In February 2021, the study showed that tocilizumab reduces the risk of death for hospitalised patients with severe COVID-19. Researchers also found that the drug - an anti-inflammatory rheumatoid arthritis treatment - reduces the length of hospital admission, and the risk of patients requiring mechanical ventilation.
The study found that for every 25 patients treated with tocilizumab, one additional life would be saved. Benefits were seen in all subgroups, including patients requiring oxygen via a simple face mask, in addition to patients in intensive care requiring mechanical ventilators. The results also showed that the benefits of tocilizumab for hospitalised COVID-19 patients are in addition to those of corticosteroids, such as dexamethasone.
The evidence from the RECOVERY trial has shown hydroxychloroquine, once considered a promising therapeutic candidate for COVID-19, has no clinical benefit for hospitalised patients.
Professor Peter Horby and Professor Martin Landray, chief investigators of the RECOVERY Trial, said: “There was no significant difference in the primary endpoint of 28-day mortality. There was also no evidence of beneficial effects on hospital stay duration or other outcomes. These data convincingly rule out any meaningful mortality benefit of hydroxychloroquine in patients hospitalised with COVID-19.”
Martin Landray, Professor of Medicine and Epidemiology at the Nuffield Department of Population Health, University of Oxford, and Deputy Chief Investigator, added: “There has been huge speculation and uncertainty about the role of hydroxychloroquine as a treatment for COVID-19, but an absence of reliable information from large randomised trials. The preliminary results from the RECOVERY Trial are quite clear – hydroxychloroquine does not reduce the risk of death among hospitalised patients with this new disease. This result should change medical practice worldwide and demonstrates the importance of large, randomised trials to inform decisions about both the efficacy and the safety of treatments.”

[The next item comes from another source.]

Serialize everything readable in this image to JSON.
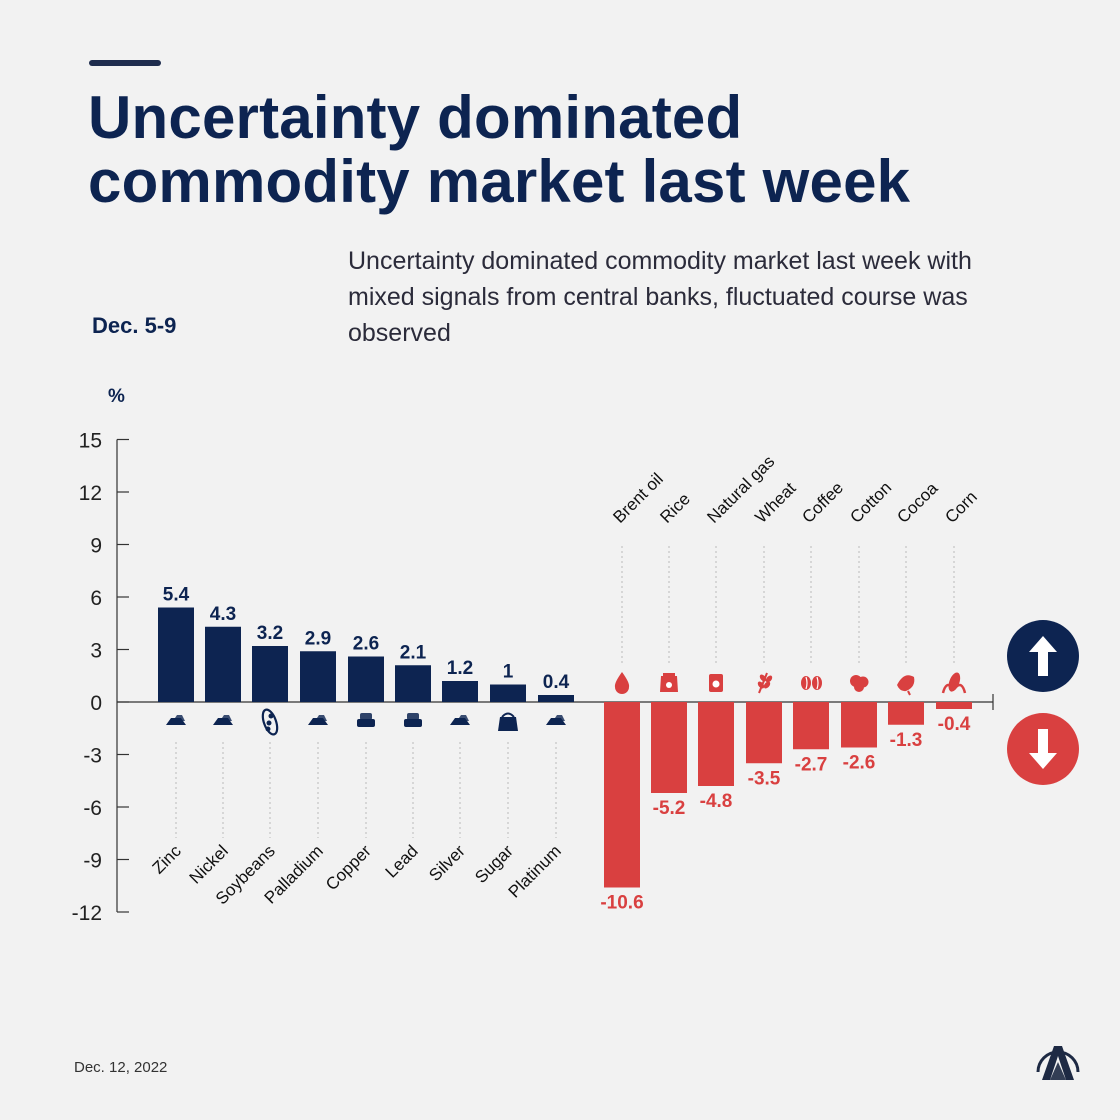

Following a review of the emerging data, the steering committee concluded that there is no beneficial effect of aniti-viral drug lopinavir-ritonavir in patients hospitalised with COVID-19 and closed randomisation to that treatment arm in June 2020.

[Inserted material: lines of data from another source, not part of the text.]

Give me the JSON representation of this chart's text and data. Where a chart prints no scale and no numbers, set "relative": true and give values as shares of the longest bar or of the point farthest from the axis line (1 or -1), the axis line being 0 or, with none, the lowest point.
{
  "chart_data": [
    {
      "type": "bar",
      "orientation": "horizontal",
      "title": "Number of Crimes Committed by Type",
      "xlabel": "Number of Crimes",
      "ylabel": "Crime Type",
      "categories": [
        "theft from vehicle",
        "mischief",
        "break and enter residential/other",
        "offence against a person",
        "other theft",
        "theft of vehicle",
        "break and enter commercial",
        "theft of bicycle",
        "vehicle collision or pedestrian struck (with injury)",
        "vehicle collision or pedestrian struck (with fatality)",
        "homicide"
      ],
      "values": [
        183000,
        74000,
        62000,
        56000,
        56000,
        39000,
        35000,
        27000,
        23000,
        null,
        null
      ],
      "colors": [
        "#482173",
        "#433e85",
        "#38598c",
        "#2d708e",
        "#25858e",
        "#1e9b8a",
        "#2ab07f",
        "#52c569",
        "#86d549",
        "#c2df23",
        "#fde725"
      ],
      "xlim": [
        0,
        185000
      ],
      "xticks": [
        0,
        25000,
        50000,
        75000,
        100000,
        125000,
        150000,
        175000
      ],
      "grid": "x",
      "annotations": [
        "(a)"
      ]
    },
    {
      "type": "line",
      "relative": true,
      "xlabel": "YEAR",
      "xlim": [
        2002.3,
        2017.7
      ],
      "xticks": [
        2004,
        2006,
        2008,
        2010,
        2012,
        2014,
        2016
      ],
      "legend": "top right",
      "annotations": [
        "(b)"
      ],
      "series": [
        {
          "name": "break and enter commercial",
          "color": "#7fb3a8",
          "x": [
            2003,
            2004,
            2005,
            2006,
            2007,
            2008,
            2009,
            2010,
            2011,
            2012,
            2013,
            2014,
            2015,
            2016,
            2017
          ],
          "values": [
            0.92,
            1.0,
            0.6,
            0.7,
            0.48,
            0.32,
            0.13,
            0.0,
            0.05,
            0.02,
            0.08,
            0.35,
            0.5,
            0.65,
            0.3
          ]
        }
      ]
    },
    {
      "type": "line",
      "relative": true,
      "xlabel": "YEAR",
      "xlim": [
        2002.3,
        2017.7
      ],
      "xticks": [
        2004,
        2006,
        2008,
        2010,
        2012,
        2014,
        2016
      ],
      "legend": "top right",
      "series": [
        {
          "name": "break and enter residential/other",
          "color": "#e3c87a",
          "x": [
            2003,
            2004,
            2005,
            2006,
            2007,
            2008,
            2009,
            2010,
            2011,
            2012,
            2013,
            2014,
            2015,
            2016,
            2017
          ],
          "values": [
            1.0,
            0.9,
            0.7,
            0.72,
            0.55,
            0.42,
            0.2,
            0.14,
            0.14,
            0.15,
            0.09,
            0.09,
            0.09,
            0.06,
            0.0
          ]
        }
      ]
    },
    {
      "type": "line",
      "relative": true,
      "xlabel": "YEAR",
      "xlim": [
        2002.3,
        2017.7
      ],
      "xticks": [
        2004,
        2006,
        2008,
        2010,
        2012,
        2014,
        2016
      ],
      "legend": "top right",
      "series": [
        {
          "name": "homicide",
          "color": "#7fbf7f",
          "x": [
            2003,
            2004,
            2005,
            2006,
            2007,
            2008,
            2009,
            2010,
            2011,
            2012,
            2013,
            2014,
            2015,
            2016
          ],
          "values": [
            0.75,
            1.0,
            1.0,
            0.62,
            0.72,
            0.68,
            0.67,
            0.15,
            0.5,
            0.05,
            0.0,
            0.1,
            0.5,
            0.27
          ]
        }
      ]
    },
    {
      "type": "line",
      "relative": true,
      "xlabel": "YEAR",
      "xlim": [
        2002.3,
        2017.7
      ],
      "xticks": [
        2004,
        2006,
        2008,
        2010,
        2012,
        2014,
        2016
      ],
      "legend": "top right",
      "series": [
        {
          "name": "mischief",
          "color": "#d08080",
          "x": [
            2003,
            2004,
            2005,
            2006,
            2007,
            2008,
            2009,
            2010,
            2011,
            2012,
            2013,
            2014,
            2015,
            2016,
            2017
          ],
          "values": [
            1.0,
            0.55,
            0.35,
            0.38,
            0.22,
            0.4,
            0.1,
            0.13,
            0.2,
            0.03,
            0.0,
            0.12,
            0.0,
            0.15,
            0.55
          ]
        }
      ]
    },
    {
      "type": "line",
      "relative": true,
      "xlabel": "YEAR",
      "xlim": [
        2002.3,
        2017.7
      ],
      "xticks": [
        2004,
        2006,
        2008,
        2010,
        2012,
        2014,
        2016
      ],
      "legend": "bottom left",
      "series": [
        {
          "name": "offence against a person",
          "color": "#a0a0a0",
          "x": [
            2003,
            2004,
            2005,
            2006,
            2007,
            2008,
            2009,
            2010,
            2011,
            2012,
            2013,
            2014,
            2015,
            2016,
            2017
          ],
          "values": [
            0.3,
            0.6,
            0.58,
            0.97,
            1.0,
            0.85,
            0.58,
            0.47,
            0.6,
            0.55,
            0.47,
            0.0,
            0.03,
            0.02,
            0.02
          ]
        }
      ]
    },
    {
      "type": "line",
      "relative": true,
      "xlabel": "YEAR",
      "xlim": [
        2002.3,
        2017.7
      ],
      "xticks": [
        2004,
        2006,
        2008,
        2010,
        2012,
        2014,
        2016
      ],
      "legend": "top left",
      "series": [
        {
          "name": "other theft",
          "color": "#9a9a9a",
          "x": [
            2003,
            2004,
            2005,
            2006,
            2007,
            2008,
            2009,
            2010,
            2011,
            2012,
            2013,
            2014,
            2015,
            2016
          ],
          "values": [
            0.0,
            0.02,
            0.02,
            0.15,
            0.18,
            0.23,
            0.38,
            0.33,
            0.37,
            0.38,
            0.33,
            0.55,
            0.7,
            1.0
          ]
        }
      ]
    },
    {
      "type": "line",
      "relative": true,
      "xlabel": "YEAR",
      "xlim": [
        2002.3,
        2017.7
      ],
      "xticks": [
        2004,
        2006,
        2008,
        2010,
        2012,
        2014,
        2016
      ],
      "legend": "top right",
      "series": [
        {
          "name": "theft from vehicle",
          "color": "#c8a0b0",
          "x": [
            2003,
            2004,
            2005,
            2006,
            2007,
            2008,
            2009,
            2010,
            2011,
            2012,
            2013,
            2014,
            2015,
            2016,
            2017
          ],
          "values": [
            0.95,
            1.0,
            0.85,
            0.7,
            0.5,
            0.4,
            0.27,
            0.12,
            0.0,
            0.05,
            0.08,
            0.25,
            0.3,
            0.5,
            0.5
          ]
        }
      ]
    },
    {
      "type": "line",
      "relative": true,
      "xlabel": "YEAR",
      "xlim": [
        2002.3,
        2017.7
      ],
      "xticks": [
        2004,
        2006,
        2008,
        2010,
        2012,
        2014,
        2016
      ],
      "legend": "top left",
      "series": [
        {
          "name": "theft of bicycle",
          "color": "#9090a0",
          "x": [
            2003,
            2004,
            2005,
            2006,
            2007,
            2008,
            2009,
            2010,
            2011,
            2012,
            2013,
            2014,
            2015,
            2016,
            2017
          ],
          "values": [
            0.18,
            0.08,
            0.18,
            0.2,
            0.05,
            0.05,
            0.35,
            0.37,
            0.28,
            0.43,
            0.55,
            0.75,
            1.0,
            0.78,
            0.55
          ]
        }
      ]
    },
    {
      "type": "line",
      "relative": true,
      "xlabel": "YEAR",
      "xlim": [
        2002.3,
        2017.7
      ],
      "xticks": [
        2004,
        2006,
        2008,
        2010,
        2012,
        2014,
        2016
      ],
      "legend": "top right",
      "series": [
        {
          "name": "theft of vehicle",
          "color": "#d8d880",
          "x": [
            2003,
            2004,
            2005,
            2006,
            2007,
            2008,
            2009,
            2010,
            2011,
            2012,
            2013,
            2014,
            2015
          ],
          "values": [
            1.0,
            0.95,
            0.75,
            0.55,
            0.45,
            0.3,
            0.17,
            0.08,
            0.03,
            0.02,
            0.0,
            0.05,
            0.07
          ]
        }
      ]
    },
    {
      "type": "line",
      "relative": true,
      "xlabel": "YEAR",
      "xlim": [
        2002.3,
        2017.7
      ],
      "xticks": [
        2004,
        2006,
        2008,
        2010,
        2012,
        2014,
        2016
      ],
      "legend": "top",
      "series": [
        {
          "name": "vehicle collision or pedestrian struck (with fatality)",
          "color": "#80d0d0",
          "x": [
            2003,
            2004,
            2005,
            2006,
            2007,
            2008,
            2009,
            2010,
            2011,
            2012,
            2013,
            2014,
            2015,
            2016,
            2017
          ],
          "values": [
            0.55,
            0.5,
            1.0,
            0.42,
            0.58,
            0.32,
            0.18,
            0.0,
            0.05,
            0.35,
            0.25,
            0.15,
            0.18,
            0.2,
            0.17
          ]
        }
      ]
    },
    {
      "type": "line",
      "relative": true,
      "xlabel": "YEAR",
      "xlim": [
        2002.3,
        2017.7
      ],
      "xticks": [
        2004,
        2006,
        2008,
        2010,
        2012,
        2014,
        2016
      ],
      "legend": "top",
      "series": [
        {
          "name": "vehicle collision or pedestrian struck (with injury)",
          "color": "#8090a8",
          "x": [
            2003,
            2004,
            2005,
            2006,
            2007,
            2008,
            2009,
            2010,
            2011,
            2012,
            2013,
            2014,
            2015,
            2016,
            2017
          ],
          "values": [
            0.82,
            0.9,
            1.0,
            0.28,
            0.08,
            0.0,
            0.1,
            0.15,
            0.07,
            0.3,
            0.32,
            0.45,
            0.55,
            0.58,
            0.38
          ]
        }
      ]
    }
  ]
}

Professor Martin Landray said: “These are clear results and once again emphasise the value of large randomised clinical trials in differentiating drugs we hope work from treatments we know do work. In many countries, current guidelines recommend lopinavir-ritonavir as a treatment for COVID-19. The results from this trial, together with those from other large randomised trials, should inform revisions to those guidelines and changes to the way individual patients are treated.”
Taking part in the RECOVERY Trial: Graeme's story
A man who beat coronavirus and was among the first participants to enrol in the RECOVERY trial has spoken of how he wanted to “step up” to help with research into treatments for the disease.
Graeme Brammall, from Cromer in Norfolk, was hospitalised for nine days at the Norfolk and Norwich University Hospital at the end of March after contracting the virus and required high dependency care. During his treatment, the 57-year-old was among the first patients to be enrolled onto the RECOVERY trial.
The father-of-six, began feeling ill at home in March. After calling 111 and a visit from a paramedic, he was taken to hospital where he learnt he had coronavirus. He was taken to the high dependency ward, to receive oxygen to help him breath, and quickly agreed to take part in RECOVERY.
He said: “At the end of the day if you can help somebody in life and help save lives, you would. How are they going to find a cure? People have to step up to the mark or we are going to be in the dark ages and not move forward.”